Sometimes our inner voice is too loud. Other times, it becomes exhaustingly insistent. And we all know that it is not easy to silence it or change it, since our mind is immersed in constant activity, developing thoughts and judgments about our existence and what surrounds us.
Very often, this internal dialogue focuses on making judgments about ourselves. Phrases like “I am a disaster” or “I am the worst” will not sound too strange to us, since, in general, we have a fairly negative internal dialogue, which translates into very unpleasant sensations that can make us uncomfortable and/or generate some anxiety. .
But like everything that has to do with the mind, this can be modified, and we can realize that many of the things we are telling ourselves have no basis in reality. In this article we are going to see how to change our internal dialogue.
Internal dialogue: what is it?
The way our inner voice judges our actions is closely linked to our learning. That is to say, if when we make a mistake on an exam we say to ourselves “I’m a disaster”, we are applying foundations learned previously, during our childhood.
To understand all this, it is necessary to clarify that our view of the world is never real , but rather it is filtered by our own interpretation. And where did we get this interpretation from? We have already mentioned it: from all the information that our mind has assimilated during our growth, whether from the family and school environment, our culture, our emotional experiences, etc.
From this learning, what are called cognitive schemes are generated in psychology, constructed ideas that have been developed from our own experience and that, ultimately, will shape our view of the world. In this way our entire internal dialogue is constructed, which, as we will see below, contains certain distortions.
Our internal dialogue has cognitive distortions
Indeed; We could say, plain and simple, that our internal dialogue sometimes deceives us. This is not an intentional lie, but one built on erroneous bases of interpretation.
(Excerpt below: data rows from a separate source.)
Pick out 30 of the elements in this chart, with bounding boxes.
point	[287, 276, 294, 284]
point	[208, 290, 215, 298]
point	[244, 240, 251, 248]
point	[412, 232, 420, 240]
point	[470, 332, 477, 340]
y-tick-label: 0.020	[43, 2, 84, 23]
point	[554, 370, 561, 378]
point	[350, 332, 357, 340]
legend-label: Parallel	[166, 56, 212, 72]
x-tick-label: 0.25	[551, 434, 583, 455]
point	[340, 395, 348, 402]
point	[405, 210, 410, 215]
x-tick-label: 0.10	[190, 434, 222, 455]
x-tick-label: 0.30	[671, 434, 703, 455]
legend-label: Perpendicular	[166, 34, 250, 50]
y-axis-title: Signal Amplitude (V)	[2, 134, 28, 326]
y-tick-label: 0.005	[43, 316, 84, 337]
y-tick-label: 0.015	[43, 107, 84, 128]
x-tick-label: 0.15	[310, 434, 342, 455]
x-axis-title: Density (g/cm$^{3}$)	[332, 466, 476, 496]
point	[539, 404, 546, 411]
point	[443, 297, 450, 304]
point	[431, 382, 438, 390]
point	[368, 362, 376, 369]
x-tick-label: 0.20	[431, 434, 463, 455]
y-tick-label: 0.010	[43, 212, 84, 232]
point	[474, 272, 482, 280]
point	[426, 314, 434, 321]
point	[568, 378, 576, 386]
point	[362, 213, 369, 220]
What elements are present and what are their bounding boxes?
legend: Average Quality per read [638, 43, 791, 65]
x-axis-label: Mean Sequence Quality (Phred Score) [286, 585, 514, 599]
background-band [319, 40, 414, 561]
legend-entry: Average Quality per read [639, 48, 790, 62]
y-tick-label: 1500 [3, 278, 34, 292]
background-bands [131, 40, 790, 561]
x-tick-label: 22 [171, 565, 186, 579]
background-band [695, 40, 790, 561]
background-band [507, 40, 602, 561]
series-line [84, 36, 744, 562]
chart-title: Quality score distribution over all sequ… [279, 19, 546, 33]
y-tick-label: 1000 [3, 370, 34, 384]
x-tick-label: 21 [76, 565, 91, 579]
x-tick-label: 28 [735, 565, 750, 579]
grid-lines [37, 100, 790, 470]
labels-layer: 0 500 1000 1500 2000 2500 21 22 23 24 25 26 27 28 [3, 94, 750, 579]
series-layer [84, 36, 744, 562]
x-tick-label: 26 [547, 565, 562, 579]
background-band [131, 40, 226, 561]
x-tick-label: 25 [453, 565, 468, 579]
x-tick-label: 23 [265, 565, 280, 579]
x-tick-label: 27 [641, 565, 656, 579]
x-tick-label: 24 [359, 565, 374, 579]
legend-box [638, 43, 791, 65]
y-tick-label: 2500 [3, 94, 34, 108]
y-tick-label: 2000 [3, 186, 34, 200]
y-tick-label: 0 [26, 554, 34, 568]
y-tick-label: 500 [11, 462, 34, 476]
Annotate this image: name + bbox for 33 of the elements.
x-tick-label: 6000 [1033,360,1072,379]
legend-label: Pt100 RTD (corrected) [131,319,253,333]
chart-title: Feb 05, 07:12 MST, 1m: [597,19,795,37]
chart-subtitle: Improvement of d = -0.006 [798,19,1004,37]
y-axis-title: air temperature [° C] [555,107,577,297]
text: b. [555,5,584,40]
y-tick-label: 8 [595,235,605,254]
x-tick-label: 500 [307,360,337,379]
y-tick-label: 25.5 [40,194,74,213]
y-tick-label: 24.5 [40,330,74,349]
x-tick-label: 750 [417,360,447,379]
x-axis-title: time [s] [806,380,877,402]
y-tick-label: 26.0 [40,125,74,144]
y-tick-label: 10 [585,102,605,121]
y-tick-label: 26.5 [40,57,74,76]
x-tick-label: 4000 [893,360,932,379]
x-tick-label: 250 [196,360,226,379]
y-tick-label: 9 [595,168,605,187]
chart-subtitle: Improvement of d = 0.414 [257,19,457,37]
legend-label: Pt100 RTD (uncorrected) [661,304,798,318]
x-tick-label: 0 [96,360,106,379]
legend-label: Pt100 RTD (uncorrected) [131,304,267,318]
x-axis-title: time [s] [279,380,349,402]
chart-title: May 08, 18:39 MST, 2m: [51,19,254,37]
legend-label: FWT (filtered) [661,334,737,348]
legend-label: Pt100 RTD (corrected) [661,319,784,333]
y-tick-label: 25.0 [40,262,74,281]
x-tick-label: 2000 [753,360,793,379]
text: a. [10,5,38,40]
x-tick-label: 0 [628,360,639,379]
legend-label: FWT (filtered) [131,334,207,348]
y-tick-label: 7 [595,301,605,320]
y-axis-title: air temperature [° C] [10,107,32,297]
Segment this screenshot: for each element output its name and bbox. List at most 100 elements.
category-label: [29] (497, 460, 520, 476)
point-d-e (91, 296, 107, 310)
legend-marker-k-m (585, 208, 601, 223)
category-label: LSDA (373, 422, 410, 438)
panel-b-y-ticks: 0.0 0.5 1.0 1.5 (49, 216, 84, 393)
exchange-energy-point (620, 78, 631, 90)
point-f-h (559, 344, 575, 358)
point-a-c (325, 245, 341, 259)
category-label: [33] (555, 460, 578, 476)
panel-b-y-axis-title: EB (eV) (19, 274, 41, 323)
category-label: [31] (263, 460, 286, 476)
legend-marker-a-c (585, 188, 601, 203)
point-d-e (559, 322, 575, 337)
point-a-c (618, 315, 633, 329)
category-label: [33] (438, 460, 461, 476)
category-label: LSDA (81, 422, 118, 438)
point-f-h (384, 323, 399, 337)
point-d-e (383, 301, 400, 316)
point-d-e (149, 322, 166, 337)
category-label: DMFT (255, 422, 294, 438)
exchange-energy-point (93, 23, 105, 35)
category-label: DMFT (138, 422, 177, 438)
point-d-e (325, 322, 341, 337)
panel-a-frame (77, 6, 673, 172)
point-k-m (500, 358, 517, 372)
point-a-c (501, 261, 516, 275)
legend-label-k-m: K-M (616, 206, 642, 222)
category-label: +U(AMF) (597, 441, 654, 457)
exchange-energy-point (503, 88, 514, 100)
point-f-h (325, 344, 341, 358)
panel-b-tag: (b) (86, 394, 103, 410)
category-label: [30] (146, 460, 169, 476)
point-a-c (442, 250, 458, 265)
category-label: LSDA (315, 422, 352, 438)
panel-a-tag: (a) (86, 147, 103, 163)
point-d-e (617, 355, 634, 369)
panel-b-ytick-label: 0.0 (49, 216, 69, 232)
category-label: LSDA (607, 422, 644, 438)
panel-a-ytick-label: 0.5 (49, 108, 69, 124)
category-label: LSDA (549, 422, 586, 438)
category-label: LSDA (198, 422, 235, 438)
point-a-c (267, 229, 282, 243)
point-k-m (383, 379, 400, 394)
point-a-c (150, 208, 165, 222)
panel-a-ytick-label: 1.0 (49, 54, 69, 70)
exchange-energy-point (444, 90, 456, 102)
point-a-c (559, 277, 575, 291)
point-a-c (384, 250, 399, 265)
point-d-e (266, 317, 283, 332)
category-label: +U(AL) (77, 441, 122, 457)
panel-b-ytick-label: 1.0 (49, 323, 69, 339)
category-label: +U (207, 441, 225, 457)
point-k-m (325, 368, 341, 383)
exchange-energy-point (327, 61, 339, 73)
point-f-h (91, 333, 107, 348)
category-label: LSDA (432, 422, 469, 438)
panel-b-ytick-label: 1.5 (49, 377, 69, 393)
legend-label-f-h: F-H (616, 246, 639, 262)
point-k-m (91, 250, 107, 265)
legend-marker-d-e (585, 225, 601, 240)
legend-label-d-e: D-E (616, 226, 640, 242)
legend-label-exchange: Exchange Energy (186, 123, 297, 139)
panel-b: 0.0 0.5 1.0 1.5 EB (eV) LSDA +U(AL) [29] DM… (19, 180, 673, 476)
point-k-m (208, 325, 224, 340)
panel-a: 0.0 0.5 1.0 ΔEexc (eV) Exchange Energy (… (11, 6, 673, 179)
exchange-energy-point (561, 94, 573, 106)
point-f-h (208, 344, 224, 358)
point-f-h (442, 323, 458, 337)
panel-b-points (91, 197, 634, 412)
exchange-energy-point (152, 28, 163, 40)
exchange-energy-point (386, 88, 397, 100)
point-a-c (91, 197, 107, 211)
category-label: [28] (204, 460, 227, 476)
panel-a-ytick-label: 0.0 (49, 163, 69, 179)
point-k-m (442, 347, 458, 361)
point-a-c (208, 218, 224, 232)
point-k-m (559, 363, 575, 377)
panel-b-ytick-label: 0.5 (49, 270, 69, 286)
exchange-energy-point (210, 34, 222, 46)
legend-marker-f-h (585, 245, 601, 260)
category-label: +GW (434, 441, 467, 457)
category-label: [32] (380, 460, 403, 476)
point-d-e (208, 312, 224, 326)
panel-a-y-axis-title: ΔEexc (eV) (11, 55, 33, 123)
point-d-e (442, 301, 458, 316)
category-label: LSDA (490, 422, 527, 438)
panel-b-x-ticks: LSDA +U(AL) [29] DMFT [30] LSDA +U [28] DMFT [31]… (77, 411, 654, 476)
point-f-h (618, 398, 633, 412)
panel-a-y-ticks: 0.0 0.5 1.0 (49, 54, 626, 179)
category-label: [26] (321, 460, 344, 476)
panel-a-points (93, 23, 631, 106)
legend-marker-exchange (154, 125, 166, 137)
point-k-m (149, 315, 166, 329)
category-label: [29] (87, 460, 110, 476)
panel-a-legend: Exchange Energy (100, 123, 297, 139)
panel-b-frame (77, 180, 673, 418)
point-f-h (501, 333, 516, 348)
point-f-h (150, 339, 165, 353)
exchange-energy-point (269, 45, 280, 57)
For example, if one day I call a friend and he answers me very curtly (simply because he has argued with his partner and is in a bad mood), we can tell ourselves that this friend is upset with us and start thinking about it. the cause. That is a cognitive distortion, since we do not consider other possibilities.
Cognitive distortions are very varied but here we summarize the most frequent ones:
Is it possible to stop negative self-talk?
The good news is that yes, like everything related to the mind, internal dialogue can be “reprogrammed.” As it is based on cognitive schemes learned during our learning process, if we reconfigure these schemes we will be changing our way of seeing life.
The key is that The way we tend to move from one thought to another, from one idea to another, is also a part of the memory system that shapes our identity, the way we perceive ourselves and our lives; That is why, if we weaken certain associations between the elements that shape our way of “activating” concepts and memories that make us think in a way that is too biased towards pessimism, we will be fighting that negative internal dialogue that limits us. Let’s see some tips to achieve it.
Strategies to change internal dialogue
Some of the strategies that can help us restructure our internal dialogue are the following:
1. Become aware of our actions
If we look, after negative internal dialogue there will always be dysfunctional behavior. For example, if we made a mistake in our lines during a theater course, it is likely that we will not return for fear of making a fool of ourselves. This action would therefore be preceded by a phrase such as “I am useless”, which has a high load of cognitive distortion. At the same time that we become aware of the consequences of the phrases we say to ourselves, we have to pay attention to the emotions that they awaken in us. How we feel? Ashamed? Angry? Sad?
2. Question our thinking
Once we have become aware of how we react to that thought, we will be able to analyze if it has a real foundation. “I’m useless”. That’s right? Is there nothing in life that we don’t do well? We have forgotten the lines of the work, but the other day we painted a painting so beautiful that people congratulated us…
Cognitive-behavioral psychotherapy is based on this process of cognitive restructuring, through which the irrational ideas learned are reformed so that we can respond in a more functional way to reality.
3. Acceptance
There are other strategies, such as the one based on ACT (Acceptance and Commitment Therapy) that rather choose to allow these cognitive distortions to appear, even though they entail a certain degree of discomfort (which can be variable), and continue moving forward. with our values. This It is achieved through a series of tools that configure psychological flexibility ; For example, Mindfulness helps us focus our attention on the present moment and experience it without prejudging it.
4. Psychotherapy
Psychological therapy is the most effective solution to change internal dialogue. Personalized professional attention makes it possible to adapt to the needs and particularities of each individual.